Friday, August 31, 2012

Dispatch #18


The Republican Party Convention ended last night with the nomination of Mitt Romney and his acceptance speech. Political conventions in the modern era are theater, mostly bad, sad, sometimes interesting, occasionally weird and embarrassing—as Clint Eastwood’s bizarre speech was last night—but usually interesting only for their badness and sadness. Nothing substantive got said last night nor for the entire week. No surprises. For those who know the facts, these partisan performances reek of self-serving cynicism and hypocrisy, or more generously, typical political expedience; for those ignorant of the facts, these rallies afford simplistic moments of value, vision, and high rhetoric.

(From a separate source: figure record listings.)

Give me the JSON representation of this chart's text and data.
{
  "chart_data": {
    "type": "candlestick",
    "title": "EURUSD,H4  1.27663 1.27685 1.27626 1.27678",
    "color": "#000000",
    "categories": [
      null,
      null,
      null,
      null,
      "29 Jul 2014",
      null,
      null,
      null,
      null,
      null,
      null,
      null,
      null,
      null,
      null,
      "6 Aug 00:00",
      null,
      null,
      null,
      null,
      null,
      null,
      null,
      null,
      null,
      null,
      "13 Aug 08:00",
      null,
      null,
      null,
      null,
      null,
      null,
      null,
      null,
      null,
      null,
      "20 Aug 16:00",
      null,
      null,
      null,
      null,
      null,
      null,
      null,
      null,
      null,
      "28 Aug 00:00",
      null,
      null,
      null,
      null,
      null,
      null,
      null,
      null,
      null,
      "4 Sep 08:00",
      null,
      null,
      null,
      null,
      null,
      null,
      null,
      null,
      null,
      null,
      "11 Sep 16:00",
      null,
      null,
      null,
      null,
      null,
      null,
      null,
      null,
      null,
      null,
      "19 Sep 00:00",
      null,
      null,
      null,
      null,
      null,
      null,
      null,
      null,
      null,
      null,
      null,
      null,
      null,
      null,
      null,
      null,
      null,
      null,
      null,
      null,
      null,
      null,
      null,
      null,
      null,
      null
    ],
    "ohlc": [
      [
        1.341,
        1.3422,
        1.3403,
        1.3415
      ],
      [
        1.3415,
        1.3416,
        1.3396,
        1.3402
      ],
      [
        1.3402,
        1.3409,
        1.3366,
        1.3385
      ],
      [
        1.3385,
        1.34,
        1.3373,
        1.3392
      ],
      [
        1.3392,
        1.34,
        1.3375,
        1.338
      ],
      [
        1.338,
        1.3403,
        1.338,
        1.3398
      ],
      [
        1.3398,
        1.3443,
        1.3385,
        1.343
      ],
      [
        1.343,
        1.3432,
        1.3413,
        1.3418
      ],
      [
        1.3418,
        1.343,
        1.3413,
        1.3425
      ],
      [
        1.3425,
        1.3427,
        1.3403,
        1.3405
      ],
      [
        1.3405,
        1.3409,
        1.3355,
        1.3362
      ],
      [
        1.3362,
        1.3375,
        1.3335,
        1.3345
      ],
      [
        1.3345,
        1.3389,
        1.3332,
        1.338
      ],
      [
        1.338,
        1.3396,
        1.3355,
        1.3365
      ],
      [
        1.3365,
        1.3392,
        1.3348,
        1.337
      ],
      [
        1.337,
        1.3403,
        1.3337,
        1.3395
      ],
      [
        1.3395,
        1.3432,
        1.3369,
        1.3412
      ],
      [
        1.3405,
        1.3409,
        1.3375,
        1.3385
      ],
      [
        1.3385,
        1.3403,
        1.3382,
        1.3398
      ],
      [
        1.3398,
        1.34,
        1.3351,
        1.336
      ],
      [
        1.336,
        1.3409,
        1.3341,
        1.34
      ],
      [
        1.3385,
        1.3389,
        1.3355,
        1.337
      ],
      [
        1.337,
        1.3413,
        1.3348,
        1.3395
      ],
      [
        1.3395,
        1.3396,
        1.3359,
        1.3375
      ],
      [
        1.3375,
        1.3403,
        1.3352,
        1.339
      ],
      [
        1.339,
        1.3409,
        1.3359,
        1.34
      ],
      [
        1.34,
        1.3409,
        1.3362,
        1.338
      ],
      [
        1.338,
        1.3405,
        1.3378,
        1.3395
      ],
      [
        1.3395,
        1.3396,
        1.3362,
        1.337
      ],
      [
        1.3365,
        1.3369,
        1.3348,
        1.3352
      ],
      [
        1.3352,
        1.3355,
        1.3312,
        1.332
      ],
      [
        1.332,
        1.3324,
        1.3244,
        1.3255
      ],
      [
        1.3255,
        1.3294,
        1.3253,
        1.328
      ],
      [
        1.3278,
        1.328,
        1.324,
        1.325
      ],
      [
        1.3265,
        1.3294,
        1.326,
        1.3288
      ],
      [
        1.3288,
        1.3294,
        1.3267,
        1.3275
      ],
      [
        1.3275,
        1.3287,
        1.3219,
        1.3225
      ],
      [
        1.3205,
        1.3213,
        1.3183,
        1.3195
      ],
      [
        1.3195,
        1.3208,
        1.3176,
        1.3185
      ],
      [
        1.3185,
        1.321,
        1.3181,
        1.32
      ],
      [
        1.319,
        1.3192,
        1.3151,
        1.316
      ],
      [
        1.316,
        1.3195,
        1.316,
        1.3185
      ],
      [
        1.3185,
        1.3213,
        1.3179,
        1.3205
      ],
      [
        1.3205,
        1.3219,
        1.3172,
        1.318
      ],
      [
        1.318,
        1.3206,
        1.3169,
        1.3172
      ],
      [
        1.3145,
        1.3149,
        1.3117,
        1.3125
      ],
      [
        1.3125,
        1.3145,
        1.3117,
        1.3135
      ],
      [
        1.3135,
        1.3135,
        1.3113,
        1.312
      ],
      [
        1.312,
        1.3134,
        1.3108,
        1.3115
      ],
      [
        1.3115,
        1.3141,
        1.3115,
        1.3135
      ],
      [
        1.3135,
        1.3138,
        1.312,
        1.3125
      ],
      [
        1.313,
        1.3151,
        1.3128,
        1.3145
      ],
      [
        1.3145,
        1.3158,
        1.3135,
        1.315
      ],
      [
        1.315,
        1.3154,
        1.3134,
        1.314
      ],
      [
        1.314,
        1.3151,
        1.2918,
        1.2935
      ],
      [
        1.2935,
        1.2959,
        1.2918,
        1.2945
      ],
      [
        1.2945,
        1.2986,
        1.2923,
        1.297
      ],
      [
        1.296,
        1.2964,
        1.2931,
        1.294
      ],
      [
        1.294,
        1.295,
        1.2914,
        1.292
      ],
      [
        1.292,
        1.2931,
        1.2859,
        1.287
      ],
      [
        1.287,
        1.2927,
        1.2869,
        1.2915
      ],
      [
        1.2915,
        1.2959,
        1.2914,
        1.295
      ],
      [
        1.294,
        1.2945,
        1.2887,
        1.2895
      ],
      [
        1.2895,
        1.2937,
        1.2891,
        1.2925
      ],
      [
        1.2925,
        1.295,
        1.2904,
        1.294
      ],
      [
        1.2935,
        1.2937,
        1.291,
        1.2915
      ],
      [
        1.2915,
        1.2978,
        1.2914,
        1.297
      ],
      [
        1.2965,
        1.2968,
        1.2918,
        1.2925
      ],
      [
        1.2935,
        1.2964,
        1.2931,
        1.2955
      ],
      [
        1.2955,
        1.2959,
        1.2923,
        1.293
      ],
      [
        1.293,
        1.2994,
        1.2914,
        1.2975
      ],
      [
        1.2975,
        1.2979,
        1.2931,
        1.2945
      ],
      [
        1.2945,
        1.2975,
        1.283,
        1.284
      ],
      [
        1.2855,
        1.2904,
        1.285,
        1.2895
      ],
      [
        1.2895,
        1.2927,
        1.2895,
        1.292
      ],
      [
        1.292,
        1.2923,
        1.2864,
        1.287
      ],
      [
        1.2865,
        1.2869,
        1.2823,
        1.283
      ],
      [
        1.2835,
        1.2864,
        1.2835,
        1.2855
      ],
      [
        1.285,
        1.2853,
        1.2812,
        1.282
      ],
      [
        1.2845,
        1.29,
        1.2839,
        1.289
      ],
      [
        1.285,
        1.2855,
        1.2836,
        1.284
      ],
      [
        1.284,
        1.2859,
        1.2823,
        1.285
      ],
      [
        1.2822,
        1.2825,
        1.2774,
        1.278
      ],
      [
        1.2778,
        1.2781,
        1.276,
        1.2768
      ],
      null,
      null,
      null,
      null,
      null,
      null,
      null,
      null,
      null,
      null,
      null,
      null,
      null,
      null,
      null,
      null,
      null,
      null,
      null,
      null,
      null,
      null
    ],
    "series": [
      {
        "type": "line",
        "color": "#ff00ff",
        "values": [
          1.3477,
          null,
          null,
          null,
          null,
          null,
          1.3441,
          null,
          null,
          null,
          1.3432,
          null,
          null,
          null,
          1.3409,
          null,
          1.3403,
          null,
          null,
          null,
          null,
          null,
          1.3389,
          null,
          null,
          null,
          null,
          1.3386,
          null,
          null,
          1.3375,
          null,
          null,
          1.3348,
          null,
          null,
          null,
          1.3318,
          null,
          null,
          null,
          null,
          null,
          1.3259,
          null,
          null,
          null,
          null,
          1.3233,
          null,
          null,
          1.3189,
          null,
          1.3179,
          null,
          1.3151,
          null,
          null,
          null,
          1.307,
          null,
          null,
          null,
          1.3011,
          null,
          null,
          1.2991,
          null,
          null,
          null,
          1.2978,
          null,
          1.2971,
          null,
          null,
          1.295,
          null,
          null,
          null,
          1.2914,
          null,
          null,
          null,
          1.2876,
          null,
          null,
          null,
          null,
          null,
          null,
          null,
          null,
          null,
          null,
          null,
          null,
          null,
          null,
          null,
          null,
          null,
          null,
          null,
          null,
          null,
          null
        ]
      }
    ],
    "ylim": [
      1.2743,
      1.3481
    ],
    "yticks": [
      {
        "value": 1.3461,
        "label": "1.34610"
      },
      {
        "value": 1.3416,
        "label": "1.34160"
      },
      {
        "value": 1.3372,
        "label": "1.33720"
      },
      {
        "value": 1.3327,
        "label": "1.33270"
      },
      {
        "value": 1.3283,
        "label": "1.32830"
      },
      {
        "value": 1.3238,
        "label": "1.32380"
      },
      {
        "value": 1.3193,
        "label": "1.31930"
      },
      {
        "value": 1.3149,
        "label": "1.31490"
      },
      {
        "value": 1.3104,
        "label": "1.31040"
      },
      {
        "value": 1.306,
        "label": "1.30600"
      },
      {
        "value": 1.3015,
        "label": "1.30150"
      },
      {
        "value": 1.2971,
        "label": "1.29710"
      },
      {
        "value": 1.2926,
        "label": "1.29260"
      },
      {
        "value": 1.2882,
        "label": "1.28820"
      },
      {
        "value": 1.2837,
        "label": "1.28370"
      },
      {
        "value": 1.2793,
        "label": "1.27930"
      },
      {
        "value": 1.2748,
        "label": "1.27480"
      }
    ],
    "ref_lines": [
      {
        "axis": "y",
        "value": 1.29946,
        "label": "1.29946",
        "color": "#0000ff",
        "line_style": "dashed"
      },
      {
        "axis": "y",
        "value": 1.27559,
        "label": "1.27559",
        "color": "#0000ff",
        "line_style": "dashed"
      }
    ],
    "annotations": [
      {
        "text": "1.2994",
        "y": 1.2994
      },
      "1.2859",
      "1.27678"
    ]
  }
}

Mitt Romney did succeed in re-establishing his fundamental humanity, his well-intended, okay-guyness, though I can’t say he managed to transcend the limitations of his class origins. But the real Mitt Romney, even a super-rich one, has never been the problem. The problem is that Mitt Romney has not, perhaps cannot, create a believable political persona that both derives from his real personhood and the ideological demands of the Tea Party, whom he continues to placate. To appeal to that section of the electorate he needs to win, he would have to champion his moderation and pragmatism; he can only hint at it and carefully calculate his gains, which will be modest.

Given the indifferent performance of the economy, Barack Obama should be doing much worse in the polls than he is, but he manages to retain a slight but discernible lead. By now, most voters have pretty much decided for whom they are going to vote in November. Without an October “surprise” or some clear downward trend in the economy, Romney will lose. The presidential debates do represent an opportunity for candidate Romney, a last chance to shine, but given the extreme demands of his Republican partisans and the conflict they generate with his own personality, by turns stiff and bland, he is not expected to best Obama on the debate stage, whose “cool,” whose media savviness, is documented in the headlines. A strong Mitt showing there would be a different kind of October surprise.